The concept of video games had its beginnings on September 1, 1966, with Ralph Baer, a consumer products engineer at Sanders, a defense contracting firm located in Nashua, New Hampshire. While sitting in a New York bus terminal, Baer thought of the sixty million television sets in the United States and struck on the idea that games using the sets could be a lucrative proposition. He immediately set to work developing a game in his spare time, and three months later produced a basic game similar in which a spot chasing another around the screen. After showing his prototypes for other games to Sanders executives, Baer and two other engineers, William T. Rusch and William L. Harrison, devised a basic paddle and ball game. By the end of 1967, they had also come up with a video hockey game. On April 25, 1972, Baer and his associates were issued a patent for their creations. Shortly thereafter, Baer licensed his video game technology to Magnavox and the video game industry took off.
Another early pioneer was Noland Buschnel, an American engineer who introduced the game Pong in 1972. An electronic tennis game, Pong became very popular, particularly in arcades. Buschnel formed his own company, known as Atari and in 1976, Warner Communications bought Atari for $28 million and began offering video game cartridges for the home television.

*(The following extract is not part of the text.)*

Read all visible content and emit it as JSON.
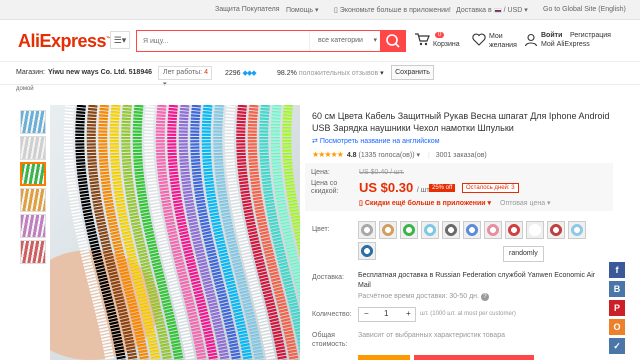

PacMan, a game similar in concept to Baer's first prototype, was introduced in 1983, the product of a joint effort by the Namco Company of Japan and Midway of the United States. With hundreds of thousands of games already sold, PacMan remains one of the most popular video games ever created; however, that claim to fame may be upstaged with the introduction of home video games from Nintendo. The Nintendo Entertainment System (NES) offers players a wide array of game choices, joysticks, wireless remote controls, and many other options. As computer technology continues to advance, the future direction video games will take is unclear. The use of three-dimensional graphic displays, video and laser disks have already begun to appear in the latest games. With the rapid increases in computer chip speeds and capacities, as well as speech recognition/synthesis technology, future video games are certain to bear little resemblance to their crude counterparts of the 1960s.